The technology driving churnalism.com

In my experience tech projects generally start with a mistake. In our case it started with the belief that the best way to find churn was through a traditional full text search index like Xapian or Lucene. These indexes work by searching for the rarest term in a document and looking for other documents with those rare terms. Here’s one of the algorithms they use: http://en.wikipedia.org/wiki/Okapi_BM25. Our initial thought was that, by identifying press releases and articles with similarly unusual terms, we could unearth churn.

Trouble is, this ignores the order and grammar of the search text, which are crucial indicators of churn. When looking for an article that is mostly cut and pasted from a press release the prepositions, the adverbs, even the spaces in the sentence, are as important as the distinctive terms used in the text.

So we gave up on Xapian and started experimenting with methodologies that focus on exact matching of sequences.

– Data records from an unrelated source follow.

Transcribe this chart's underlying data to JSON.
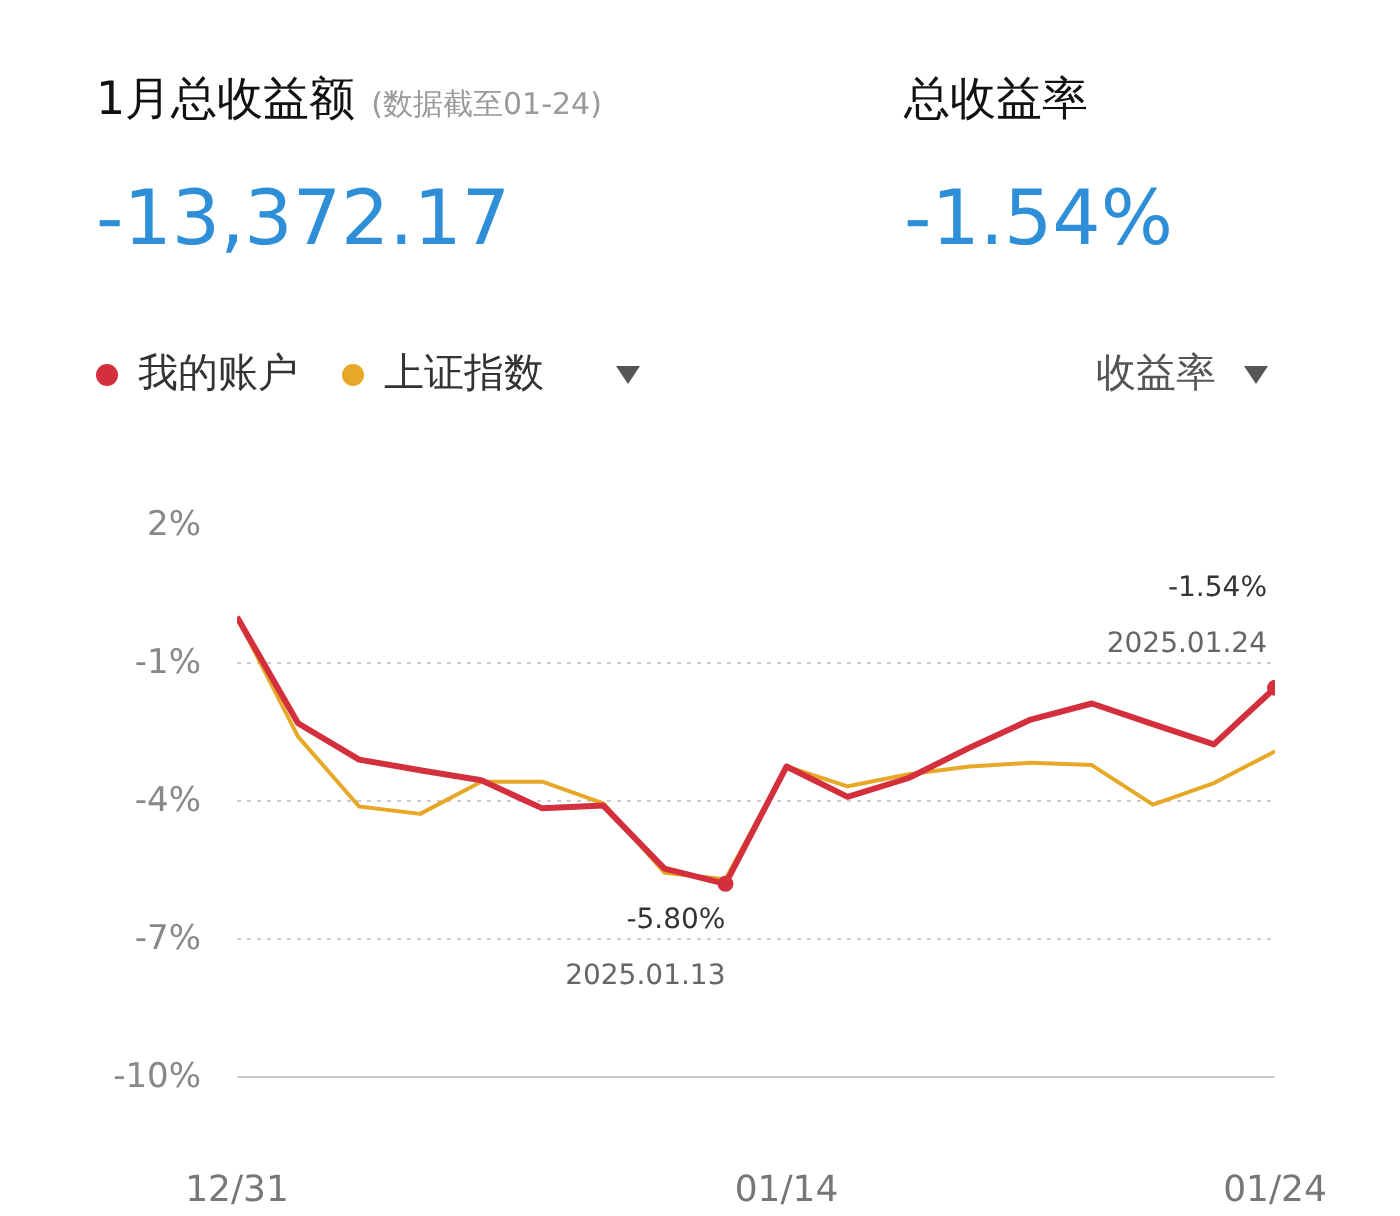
{
  "chart_data": {
    "type": "line",
    "title": "1月总收益额",
    "subtitle": "(数据截至01-24)",
    "categories": [
      "12/31",
      null,
      null,
      null,
      null,
      null,
      null,
      null,
      null,
      "01/14",
      null,
      null,
      null,
      null,
      null,
      null,
      null,
      "01/24"
    ],
    "series": [
      {
        "name": "我的账户",
        "color": "#d42f3c",
        "values": [
          0.0,
          -2.31,
          -3.1,
          -3.33,
          -3.55,
          -4.16,
          -4.1,
          -5.47,
          -5.8,
          -3.25,
          -3.91,
          -3.5,
          -2.84,
          -2.23,
          -1.88,
          -2.33,
          -2.77,
          -1.54
        ]
      },
      {
        "name": "上证指数",
        "color": "#e6a826",
        "values": [
          0.0,
          -2.6,
          -4.12,
          -4.28,
          -3.58,
          -3.58,
          -4.05,
          -5.56,
          -5.7,
          -3.25,
          -3.68,
          -3.42,
          -3.25,
          -3.17,
          -3.22,
          -4.08,
          -3.61,
          -2.92
        ]
      }
    ],
    "annotations": [
      "-13,372.17",
      "总收益率",
      "-1.54%",
      "收益率",
      "-5.80%",
      "2025.01.13",
      "-1.54%",
      "2025.01.24"
    ],
    "ylim": [
      -10,
      2
    ],
    "yticks": [
      {
        "value": 2,
        "label": "2%"
      },
      {
        "value": -1,
        "label": "-1%"
      },
      {
        "value": -4,
        "label": "-4%"
      },
      {
        "value": -7,
        "label": "-7%"
      },
      {
        "value": -10,
        "label": "-10%"
      }
    ],
    "grid": "y",
    "legend": "top left",
    "line_style": "solid"
  }
}
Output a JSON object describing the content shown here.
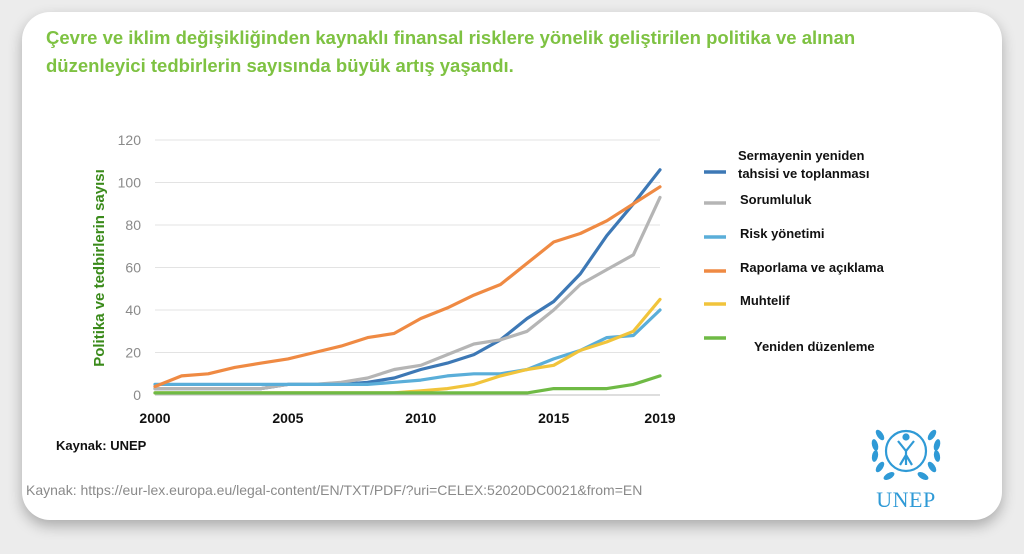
{
  "title": "Çevre ve iklim değişikliğinden kaynaklı finansal risklere yönelik geliştirilen politika ve alınan düzenleyici tedbirlerin sayısında büyük artış yaşandı.",
  "source_inner": "Kaynak: UNEP",
  "source_url": "Kaynak: https://eur-lex.europa.eu/legal-content/EN/TXT/PDF/?uri=CELEX:52020DC0021&from=EN",
  "logo_text": "UNEP",
  "icons": [
    "unep-laurel-logo-icon"
  ],
  "chart_data": {
    "type": "line",
    "title": "",
    "xlabel": "",
    "ylabel": "Politika ve tedbirlerin sayısı",
    "xlim": [
      2000,
      2019
    ],
    "ylim": [
      0,
      120
    ],
    "xticks": [
      2000,
      2005,
      2010,
      2015,
      2019
    ],
    "yticks": [
      0,
      20,
      40,
      60,
      80,
      100,
      120
    ],
    "grid": "horizontal",
    "legend_position": "right",
    "x": [
      2000,
      2001,
      2002,
      2003,
      2004,
      2005,
      2006,
      2007,
      2008,
      2009,
      2010,
      2011,
      2012,
      2013,
      2014,
      2015,
      2016,
      2017,
      2018,
      2019
    ],
    "series": [
      {
        "name": "Sermayenin yeniden tahsisi ve toplanması",
        "legend_lines": [
          "Sermayenin yeniden",
          "tahsisi ve toplanması"
        ],
        "color": "#3d78b5",
        "values": [
          3,
          3,
          3,
          3,
          3,
          5,
          5,
          5,
          6,
          8,
          12,
          15,
          19,
          26,
          36,
          44,
          57,
          75,
          90,
          106
        ]
      },
      {
        "name": "Sorumluluk",
        "legend_lines": [
          "Sorumluluk"
        ],
        "color": "#b5b5b5",
        "values": [
          3,
          3,
          3,
          3,
          3,
          5,
          5,
          6,
          8,
          12,
          14,
          19,
          24,
          26,
          30,
          40,
          52,
          59,
          66,
          93
        ]
      },
      {
        "name": "Risk yönetimi",
        "legend_lines": [
          "Risk yönetimi"
        ],
        "color": "#5aaed9",
        "values": [
          5,
          5,
          5,
          5,
          5,
          5,
          5,
          5,
          5,
          6,
          7,
          9,
          10,
          10,
          12,
          17,
          21,
          27,
          28,
          40
        ]
      },
      {
        "name": "Raporlama ve açıklama",
        "legend_lines": [
          "Raporlama ve açıklama"
        ],
        "color": "#ef8a43",
        "values": [
          4,
          9,
          10,
          13,
          15,
          17,
          20,
          23,
          27,
          29,
          36,
          41,
          47,
          52,
          62,
          72,
          76,
          82,
          90,
          98
        ]
      },
      {
        "name": "Muhtelif",
        "legend_lines": [
          "Muhtelif"
        ],
        "color": "#f1c43b",
        "values": [
          1,
          1,
          1,
          1,
          1,
          1,
          1,
          1,
          1,
          1,
          2,
          3,
          5,
          9,
          12,
          14,
          21,
          25,
          30,
          45
        ]
      },
      {
        "name": "Yeniden düzenleme",
        "legend_lines": [
          "Yeniden düzenleme"
        ],
        "color": "#6fba45",
        "values": [
          1,
          1,
          1,
          1,
          1,
          1,
          1,
          1,
          1,
          1,
          1,
          1,
          1,
          1,
          1,
          3,
          3,
          3,
          5,
          9
        ]
      }
    ]
  }
}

The most effective methodology we developed – which we’ve called super fast match (SFM) -  works by ‘hashing’ strings of text. In other words, it compresses strings of text into numbers. Once compressed it is much easier, and quicker, to compare identical strings of text.

We decided to try hashing every string of text strings of fifteen characters, and then storing document ids against each hash. When we found hashes with multiple document ids we would note an association. Bodies of text (i.e. articles and press releases) with lots of associations with other bodies of text id would then have the highest chance of being churn.

The immediate benefits of this methodology were that every new document could be compared with every existing document, using a consistently accurate scoring method. Also, because hashes are compact and of fixed length, unsigned integers in this case, they could potentially be stored in memory, or if not, in a very fast key value store such as Redis or Kyoto Cabinet. This would enable extremely quick similarity checking of pasted documents.

To make SFM work with press releases and news articles we came up with two replacement algorithms. One that narrows down the full set of documents into likely churn candidates and another that takes this set and ranks them by the amount of copying and pasting while also joining the 15 character windows into the longest possible sections.

Though this worked as a methodology it still required stacks of processing power to work quickly. So we then went through about seven implementations of the first algorithm to find the fastest, most cost effective way of getting adequate performance.